Adopsi AI di sektor perbankan dinilai terhambat oleh kekhawatiran treasurer atau pengelola kas dan likuiditas akan risiko keamanan siber alias peretasan oleh hacker.

Head of Global Payments Solutions HSBC Indonesia Anne Suhandojo mengatakan banyak treasurer di Indonesia masih berhati-hati dalam memanfaatkan teknologi, termasuk AI, untuk mempercepat proses keuangan.

“Mereka menganggap bahwa risiko terkait teknologi masih sangat tinggi,” ujar Anne dalam Media Briefing HSBC di kantornya, Jakarta Selatan, Kamis (16/10). Sebanyak 48% responden dalam survei HSBC bertajuk ‘Redefining Treasury Asia Pacific: Voices of Treasury 2025’ menganggap risiko siber sebagai tantangan utama.

Menurut Anne, sebagian besar perusahaan di Indonesia menyadari pentingnya otomatisasi untuk mempercepat pengambilan keputusan dan meningkatkan efisiensi.

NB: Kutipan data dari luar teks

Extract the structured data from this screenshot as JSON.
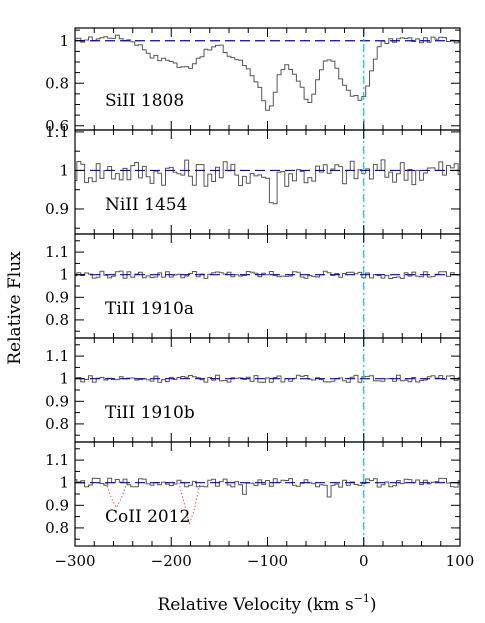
{
  "chart_data": {
    "type": "line",
    "xlabel": "Relative Velocity (km s",
    "xlabel_sup": "−1",
    "xlabel_close": ")",
    "ylabel": "Relative Flux",
    "xlim": [
      -300,
      100
    ],
    "x_ticks": [
      -300,
      -200,
      -100,
      0,
      100
    ],
    "x_tick_labels": [
      "−300",
      "−200",
      "−100",
      "0",
      "100"
    ],
    "x_step": 4,
    "reference_velocity": 0,
    "colors": {
      "spectrum": "#555555",
      "continuum": "#0000cc",
      "zero_velocity": "#00cccc",
      "contamination": "#dd5555"
    },
    "panels": [
      {
        "label": "SiII 1808",
        "ylim": [
          0.58,
          1.06
        ],
        "y_ticks": [
          0.6,
          0.8,
          1.0
        ],
        "y_tick_labels": [
          "0.6",
          "0.8",
          "1"
        ],
        "y_minor": [
          0.65,
          0.7,
          0.75,
          0.85,
          0.9,
          0.95,
          1.05
        ],
        "flux": [
          {
            "x": -300,
            "y": 1.0
          },
          {
            "x": -280,
            "y": 1.01
          },
          {
            "x": -260,
            "y": 1.02
          },
          {
            "x": -240,
            "y": 1.0
          },
          {
            "x": -230,
            "y": 0.97
          },
          {
            "x": -220,
            "y": 0.93
          },
          {
            "x": -210,
            "y": 0.91
          },
          {
            "x": -200,
            "y": 0.91
          },
          {
            "x": -190,
            "y": 0.87
          },
          {
            "x": -180,
            "y": 0.88
          },
          {
            "x": -170,
            "y": 0.93
          },
          {
            "x": -160,
            "y": 0.96
          },
          {
            "x": -150,
            "y": 0.98
          },
          {
            "x": -140,
            "y": 0.93
          },
          {
            "x": -130,
            "y": 0.91
          },
          {
            "x": -120,
            "y": 0.87
          },
          {
            "x": -110,
            "y": 0.8
          },
          {
            "x": -100,
            "y": 0.68
          },
          {
            "x": -95,
            "y": 0.69
          },
          {
            "x": -88,
            "y": 0.83
          },
          {
            "x": -80,
            "y": 0.88
          },
          {
            "x": -70,
            "y": 0.83
          },
          {
            "x": -60,
            "y": 0.73
          },
          {
            "x": -55,
            "y": 0.71
          },
          {
            "x": -48,
            "y": 0.82
          },
          {
            "x": -40,
            "y": 0.9
          },
          {
            "x": -35,
            "y": 0.92
          },
          {
            "x": -28,
            "y": 0.86
          },
          {
            "x": -20,
            "y": 0.79
          },
          {
            "x": -10,
            "y": 0.74
          },
          {
            "x": -5,
            "y": 0.72
          },
          {
            "x": 0,
            "y": 0.73
          },
          {
            "x": 5,
            "y": 0.8
          },
          {
            "x": 10,
            "y": 0.9
          },
          {
            "x": 15,
            "y": 0.96
          },
          {
            "x": 20,
            "y": 0.99
          },
          {
            "x": 40,
            "y": 1.01
          },
          {
            "x": 60,
            "y": 1.0
          },
          {
            "x": 80,
            "y": 1.01
          },
          {
            "x": 100,
            "y": 1.0
          }
        ],
        "noise": 0.012
      },
      {
        "label": "NiII 1454",
        "ylim": [
          0.835,
          1.105
        ],
        "y_ticks": [
          0.9,
          1.0,
          1.1
        ],
        "y_tick_labels": [
          "0.9",
          "1",
          "1.1"
        ],
        "y_minor": [
          0.85,
          0.95,
          1.05
        ],
        "flux": [
          {
            "x": -300,
            "y": 1.0
          },
          {
            "x": -100,
            "y": 0.99
          },
          {
            "x": -95,
            "y": 0.87
          },
          {
            "x": -90,
            "y": 0.99
          },
          {
            "x": 100,
            "y": 1.0
          }
        ],
        "noise": 0.035
      },
      {
        "label": "TiII 1910a",
        "ylim": [
          0.72,
          1.18
        ],
        "y_ticks": [
          0.8,
          0.9,
          1.0,
          1.1
        ],
        "y_tick_labels": [
          "0.8",
          "0.9",
          "1",
          "1.1"
        ],
        "y_minor": [
          0.75,
          0.85,
          0.95,
          1.05,
          1.15
        ],
        "flux": [
          {
            "x": -300,
            "y": 1.0
          },
          {
            "x": 100,
            "y": 1.0
          }
        ],
        "noise": 0.017
      },
      {
        "label": "TiII 1910b",
        "ylim": [
          0.72,
          1.18
        ],
        "y_ticks": [
          0.8,
          0.9,
          1.0,
          1.1
        ],
        "y_tick_labels": [
          "0.8",
          "0.9",
          "1",
          "1.1"
        ],
        "y_minor": [
          0.75,
          0.85,
          0.95,
          1.05,
          1.15
        ],
        "flux": [
          {
            "x": -300,
            "y": 1.0
          },
          {
            "x": 100,
            "y": 1.0
          }
        ],
        "noise": 0.016
      },
      {
        "label": "CoII 2012",
        "ylim": [
          0.72,
          1.18
        ],
        "y_ticks": [
          0.8,
          0.9,
          1.0,
          1.1
        ],
        "y_tick_labels": [
          "0.8",
          "0.9",
          "1",
          "1.1"
        ],
        "y_minor": [
          0.75,
          0.85,
          0.95,
          1.05,
          1.15
        ],
        "flux": [
          {
            "x": -300,
            "y": 1.0
          },
          {
            "x": -130,
            "y": 1.0
          },
          {
            "x": -125,
            "y": 0.94
          },
          {
            "x": -120,
            "y": 1.0
          },
          {
            "x": -40,
            "y": 1.0
          },
          {
            "x": -35,
            "y": 0.93
          },
          {
            "x": -30,
            "y": 1.0
          },
          {
            "x": 100,
            "y": 1.0
          }
        ],
        "noise": 0.02,
        "contamination": [
          {
            "x": -268,
            "y": 1.0
          },
          {
            "x": -262,
            "y": 0.93
          },
          {
            "x": -257,
            "y": 0.89
          },
          {
            "x": -252,
            "y": 0.93
          },
          {
            "x": -246,
            "y": 1.0
          },
          {
            "x": -192,
            "y": 1.0
          },
          {
            "x": -186,
            "y": 0.9
          },
          {
            "x": -181,
            "y": 0.82
          },
          {
            "x": -176,
            "y": 0.88
          },
          {
            "x": -170,
            "y": 1.0
          }
        ]
      }
    ]
  }
}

Namun, transformasi menuju real-time treasury tidak sesederhana mengadopsi teknologi baru.

Real-time treasury adalah sistem pengelolaan keuangan perusahaan yang memungkinkan treasurer memantau, menganalisis, dan mengambil keputusan secara langsung dan instan berdasarkan data keuangan yang selalu terbarui waktu nyata atau real time.

“Teknologi itu penting, tapi harus disertai ‘tanda putih’. Artinya ada hal-hal mendasar yang perlu dipersiapkan, seperti infrastruktur, keamanan data, dan kesiapan sumber daya manusia,” kata dia.

Banyak perusahaan Indonesia masih mengandalkan proses manual dalam mengelola keuangan. Misalnya, transaksi masih dilakukan langsung di bank, dan pencatatan saldo dilakukan secara terpisah antar cabang atau anak perusahaan. Kondisi ini membuat mereka sulit merespons perubahan nilai tukar atau volatilitas pasar dengan cepat.

Meski berpotensi besar, penggunaan AI di sektor treasury masih terbatas. Survei HSBC menunjukkan hanya sebagian kecil perusahaan di Indonesia yang sudah memanfaatkan AI.

“AI bisa membantu menganalisis arus kas, memprediksi pola pembayaran, dan memberi rekomendasi investasi. Tapi banyak perusahaan masih enggan karena risiko kebocoran data dan integritas informasi,” kata Anne.

Kekhawatiran itu sejalan dengan hasil survei, yakni 48% dari 460 responden menyebut risiko terkait teknologi, terutama siber, menjadi hambatan utama menuju sistem real-time.  Selain itu, 34% mempersoalkan keterbatasan anggaran sistem dan 31% terkait kurangnya tenaga ahli untuk implementasi teknologi baru.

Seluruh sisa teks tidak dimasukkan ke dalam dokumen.